15 January – 28 February 2021
An exhibition of paintings by Kurt Jackson, one of Britain’s leading environmental landscape artists and campaigners, documents the spring of 2020 and the arcadia he found bursting into life immediately outside his front door in a remote part of west Cornwall during the challenging period of national lockdown.
Jackson’s inaugural show at Messums Yorkshire focuses on paintings of trees that he and his wife, Caroline, planted twenty years ago and that have, over time, formed hollow ‘greenways’ or paths in the interstices between the lines of planting, along which he walked every day from his house to his studio.
The tunnels, laced with the play of light and shade, are groves of wildflowers, insects and birds that Jackson celebrates in his paintings.

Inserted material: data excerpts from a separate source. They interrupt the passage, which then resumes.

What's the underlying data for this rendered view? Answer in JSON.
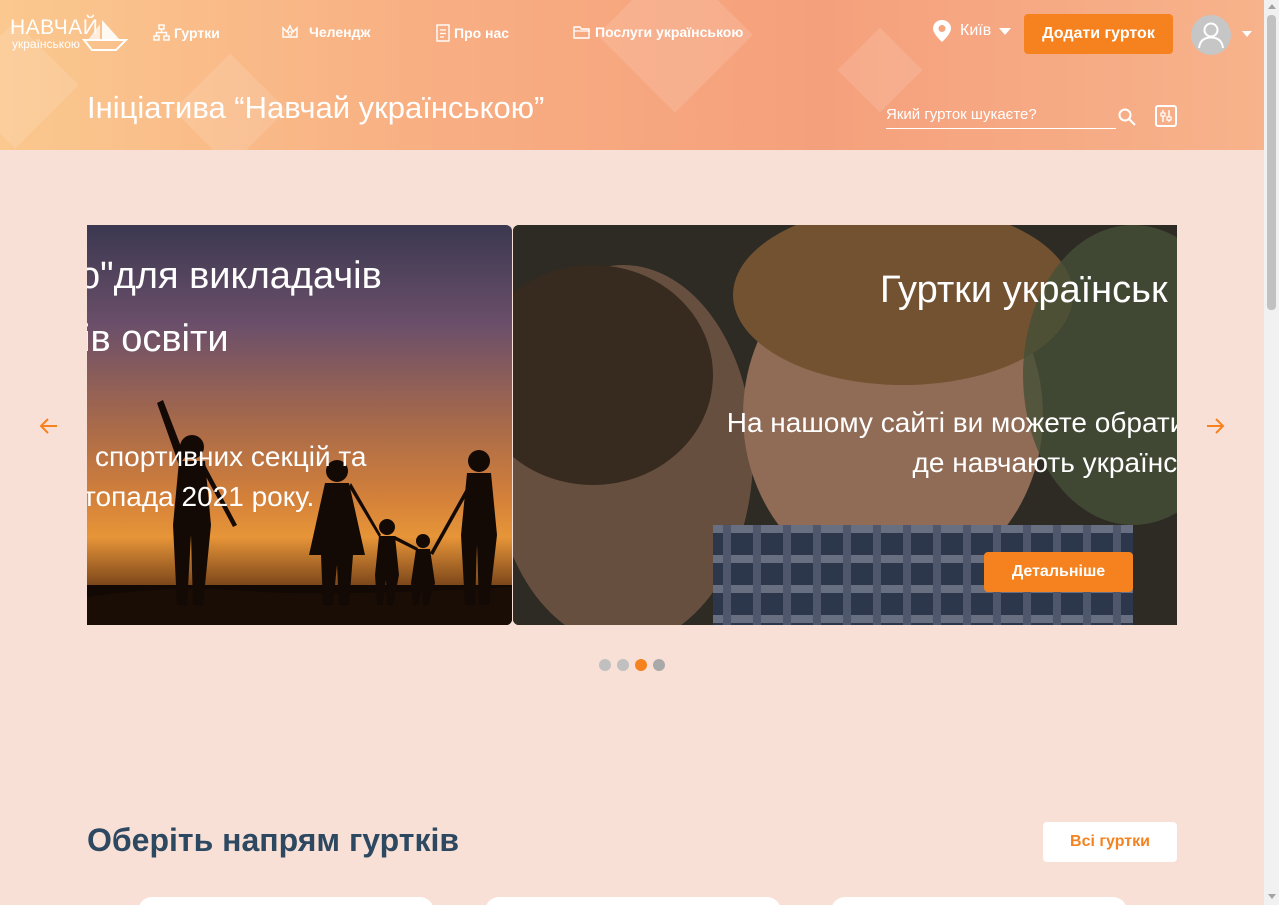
{
  "logo": {
    "line1": "НАВЧАЙ",
    "line2": "українською"
  },
  "nav": {
    "items": [
      {
        "label": "Гуртки",
        "icon": "sitemap-icon"
      },
      {
        "label": "Челендж",
        "icon": "crown-icon"
      },
      {
        "label": "Про нас",
        "icon": "document-icon"
      },
      {
        "label": "Послуги українською",
        "icon": "folder-icon"
      }
    ]
  },
  "city": {
    "label": "Київ",
    "icon": "location-pin-icon"
  },
  "header": {
    "add_button": "Додати гурток",
    "page_title": "Ініціатива “Навчай українською”",
    "search_placeholder": "Який гурток шукаєте?"
  },
  "carousel": {
    "slide1": {
      "title_lines": [
        "о\"для викладачів",
        "ів освіти"
      ],
      "text_lines": [
        "спортивних секцій та",
        "топада 2021 року."
      ]
    },
    "slide2": {
      "title": "Гуртки українськ",
      "text_lines": [
        "На нашому сайті ви можете обрати для",
        "де навчають українською"
      ],
      "button": "Детальніше"
    },
    "dots": 4,
    "active_dot": 3
  },
  "section": {
    "title": "Оберіть напрям гуртків",
    "all_button": "Всі гуртки"
  },
  "colors": {
    "accent": "#f5821f",
    "title": "#2d4861",
    "background": "#f9e0d6"
  }
}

23 January – 21 February 2021
For over a decade Beth Moon has been documenting the biggest, oldest and rarest trees in the world. This exhibition focuses on some of the most famous oaks in the UK. Her work highlights the delicate duality of their existence— as both powerful but also vulnerable to environmental elements and human intervention. Beth Moon was born in Neenah, Wisconsin and studied fine art at the University of Wisconsin. Beth has gained international recognition for her large-scale, richly toned platinum prints. Since 1999, Moon’s work has appeared in more than sixty solo and group exhibitions in the United States, Italy, England, France, Israel, Brazil, Dubai, Singapore, and Canada.